A day to breathe in Qigong, breathe out peace
April 25, 2012 · Updated 11:52 AM
A universal breath will go out around the earth when World Tai Chi and Qigong Day begins Saturday, April 28.
Practitioners on Whidbey Island will follow the lead of millions of people from around the planet in hundreds of cities and 65 nations on six continents, who will move with the breath for the calm of inner peace. Creating a wave of consciousness, awareness and well-being on the last Saturday of April, also called World Healing Day, celebrates a 5,000 year old practice that originated in China, and now is an integral part of healthcare for more than 200 million Chinese and millions of others worldwide.
Practitioners of both Tai Chi and Qigong offer gatherings of healing and transformative arts, prayer and meditation to cultivate harmony and balance not only within the self, but in the world around them.

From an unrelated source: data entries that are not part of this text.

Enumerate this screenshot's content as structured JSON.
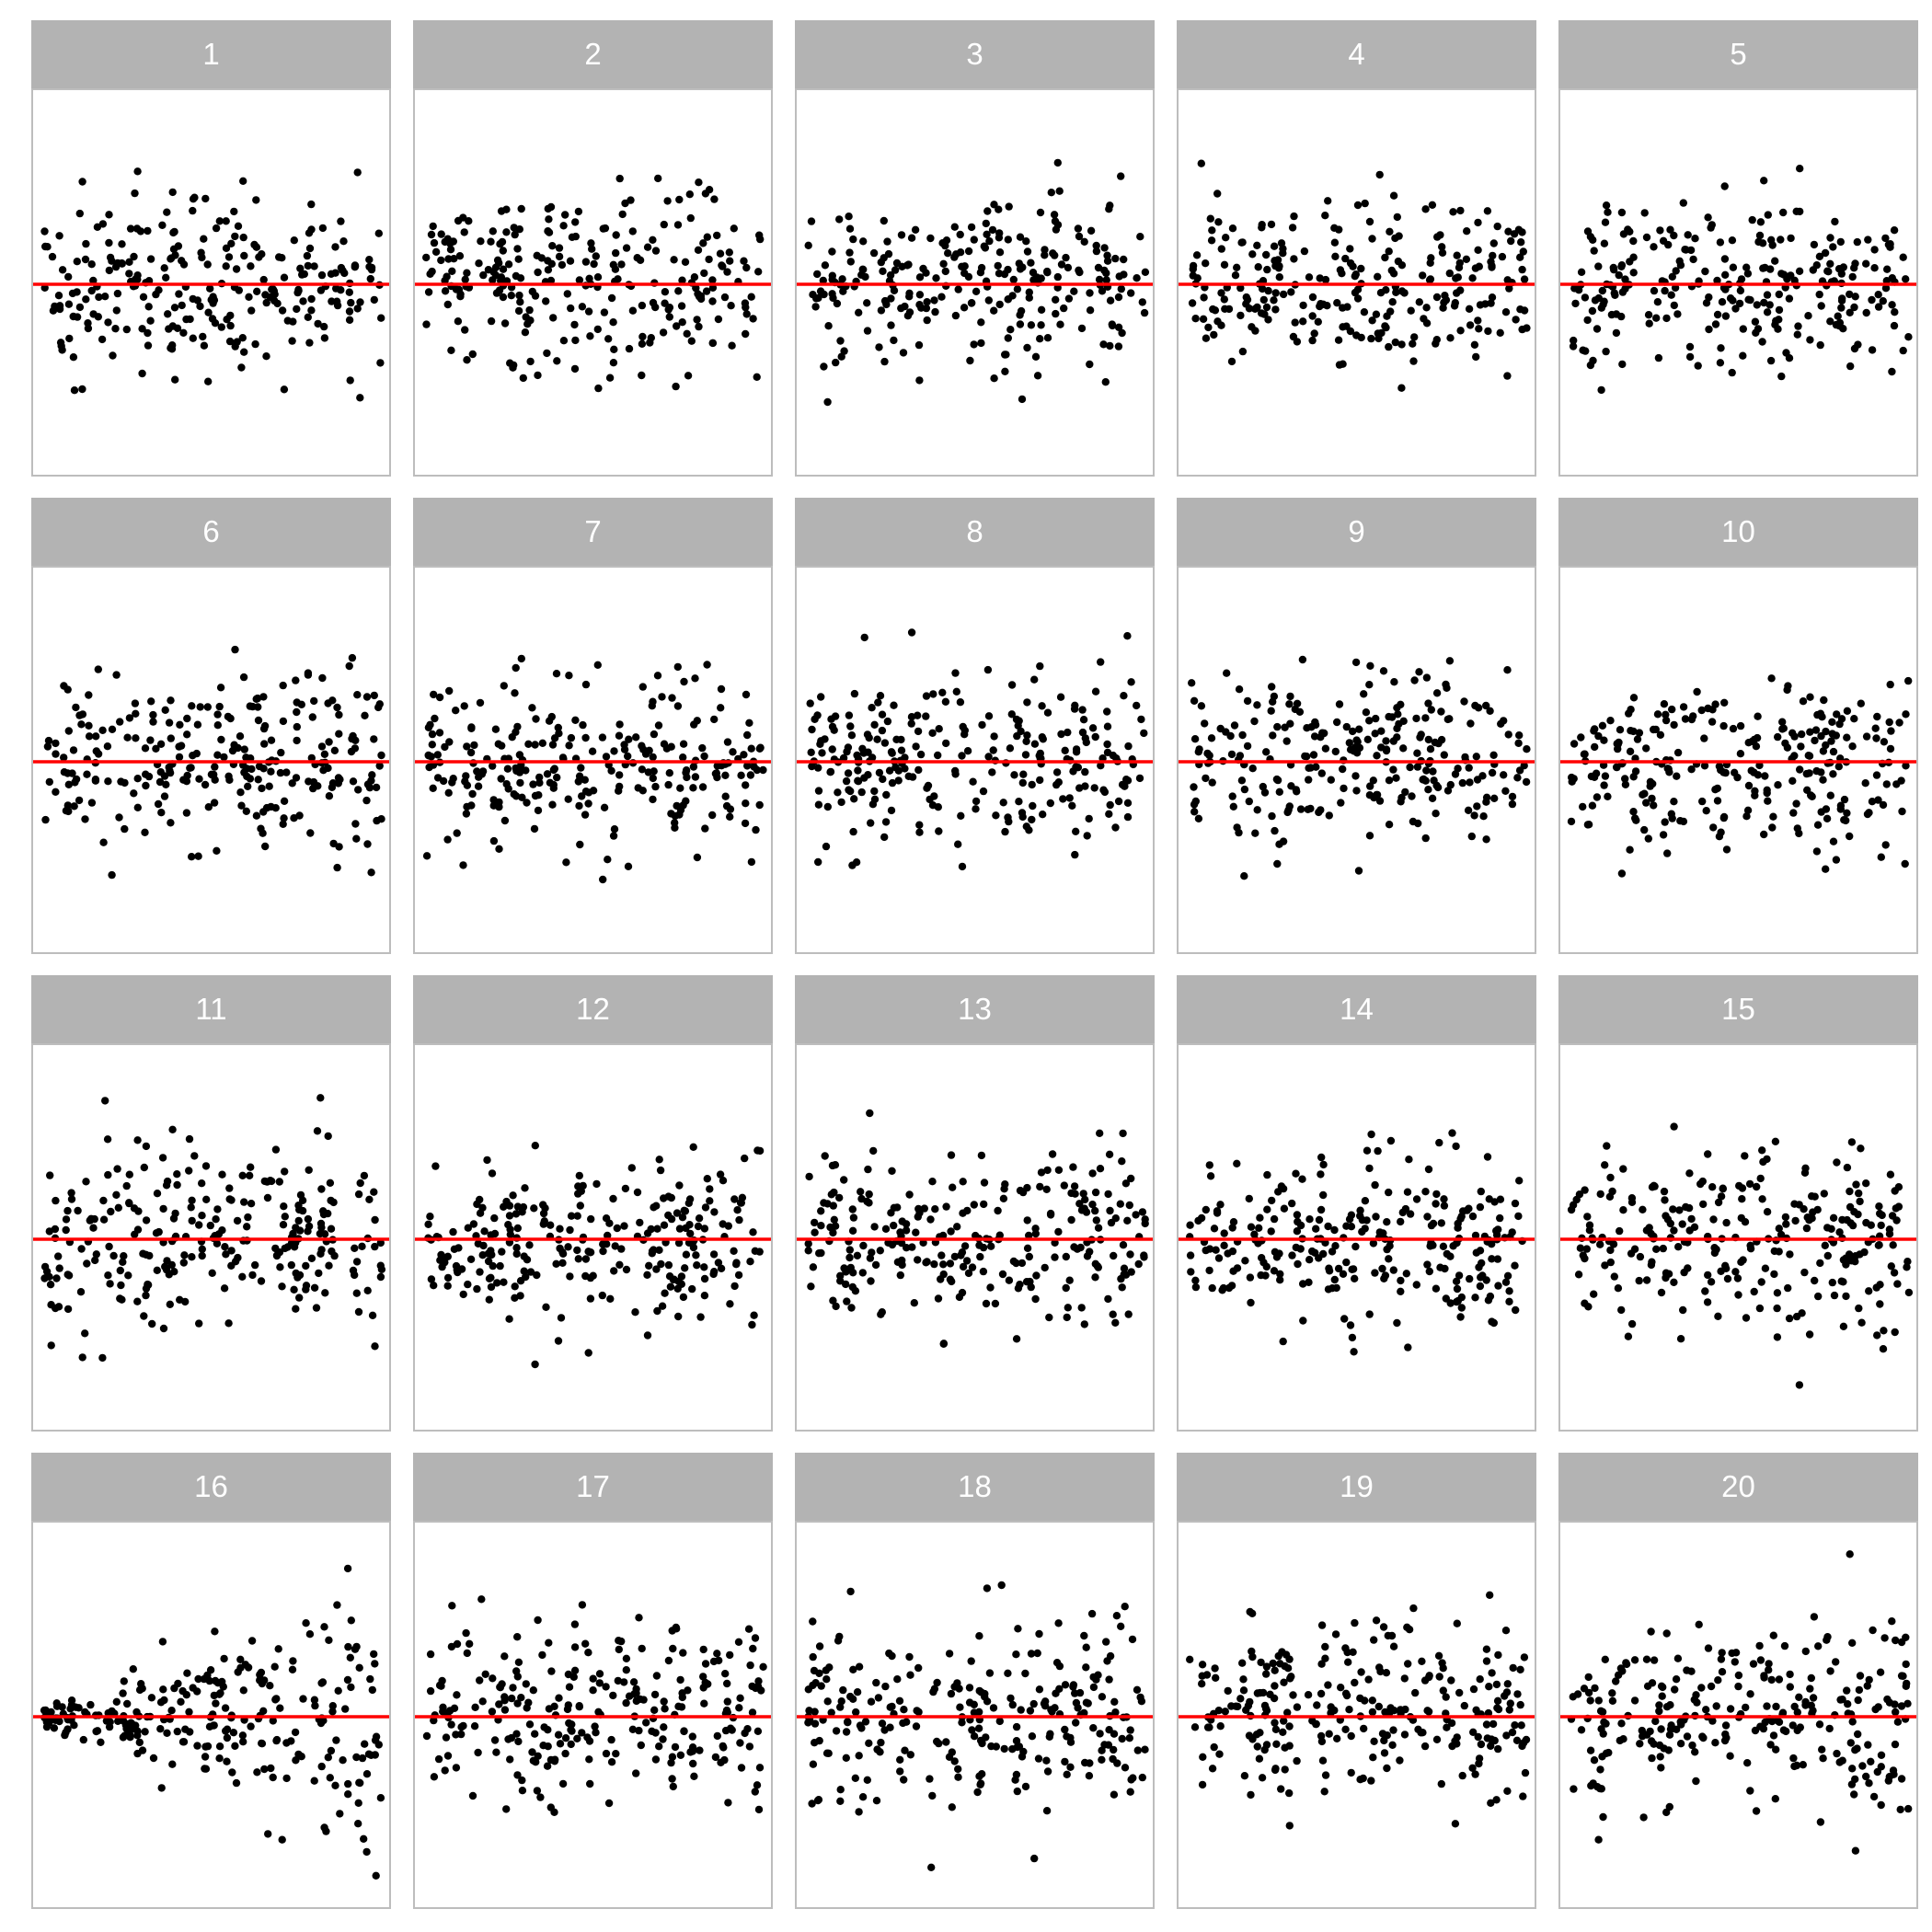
{
  "chart_data": {
    "type": "scatter",
    "layout": "facet-grid-4x5",
    "point_color": "#000000",
    "reference_line_color": "#ff0000",
    "reference_line_y": 0,
    "strip_background": "#b3b3b3",
    "strip_text_color": "#ffffff",
    "points_per_panel": 260,
    "x_range": [
      0,
      1
    ],
    "y_range": [
      -4,
      4
    ],
    "grid": false,
    "legend": "none",
    "panels": [
      {
        "label": "1",
        "pattern": "uniform",
        "seed": 101
      },
      {
        "label": "2",
        "pattern": "uniform",
        "seed": 102
      },
      {
        "label": "3",
        "pattern": "uniform",
        "seed": 103
      },
      {
        "label": "4",
        "pattern": "uniform",
        "seed": 104
      },
      {
        "label": "5",
        "pattern": "uniform",
        "seed": 105
      },
      {
        "label": "6",
        "pattern": "uniform",
        "seed": 106
      },
      {
        "label": "7",
        "pattern": "uniform",
        "seed": 107
      },
      {
        "label": "8",
        "pattern": "uniform",
        "seed": 108
      },
      {
        "label": "9",
        "pattern": "uniform",
        "seed": 109
      },
      {
        "label": "10",
        "pattern": "uniform",
        "seed": 110
      },
      {
        "label": "11",
        "pattern": "uniform",
        "seed": 111
      },
      {
        "label": "12",
        "pattern": "uniform",
        "seed": 112
      },
      {
        "label": "13",
        "pattern": "uniform",
        "seed": 113
      },
      {
        "label": "14",
        "pattern": "uniform",
        "seed": 114
      },
      {
        "label": "15",
        "pattern": "uniform",
        "seed": 115
      },
      {
        "label": "16",
        "pattern": "fan",
        "seed": 116
      },
      {
        "label": "17",
        "pattern": "uniform",
        "seed": 117
      },
      {
        "label": "18",
        "pattern": "uniform",
        "seed": 118
      },
      {
        "label": "19",
        "pattern": "uniform",
        "seed": 119
      },
      {
        "label": "20",
        "pattern": "uniform",
        "seed": 120
      }
    ]
  }
}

In Langley, Shirley Jantz, an instructor and 20-year energy practitioner, will lead the session at Seawall Park. Silence is from
9:45 to 10 a.m.; Qigong around the world is from 10 to 10:30 a.m.; and instruction is from 10:30 to 11 a.m.
In Coupeville, instructor and 30-year practitioner Lynne Donnelly will lead movements from 10 a.m. to 11 a.m. at the Coupeville Farmers Market.
As dawn breaks on Saturday, parks will fill with practitioners of all ages moving into the mindful poses of Qigong and Tai Chi.
Qigong (chi kung) is the cultivation of one’s vital life force energy (chi). As a practice, it combines movement, self-massage, meditation and breathing. Tai Chi is a form of Qigong, and is essentially meditation in motion that follows an integrated sequence of movements, and brings greater awareness to one’s relationship to the world. It can be practiced with or without a partner, and may have an element of gentle martial arts.
Reported benefits of both practices include improved posture, balance and flexibility, muscle strength and definition, energy, stamina and agility and a relaxed mind, which in turn is said to promote a profound sense of well-being.
Since the American Heart Association reported on Tai Chi’s effect of lowering blood pressure in older adults a decade ago, supporting science has been emanating from the Mayo Clinic, National Institutes of Health and American Cancer Society. Extensive medical studies conducted in China and the United States, among other countries, underscore Qigong’s ability to ease chronic problems such as hypertension, arthritis, diabetes, allergies and asthma, and to improve cardiovascular health and circulation. Mostly, Qigong and Tai Chi are a lifestyle of integrating mind, body and spirit for internal and external harmony for a healthier life.
Additionally, yoga instructors, Reiki practitioners, First Nation elders and circles of meditation and prayer will be gathering for 24 hours around the world for both personal and world peace.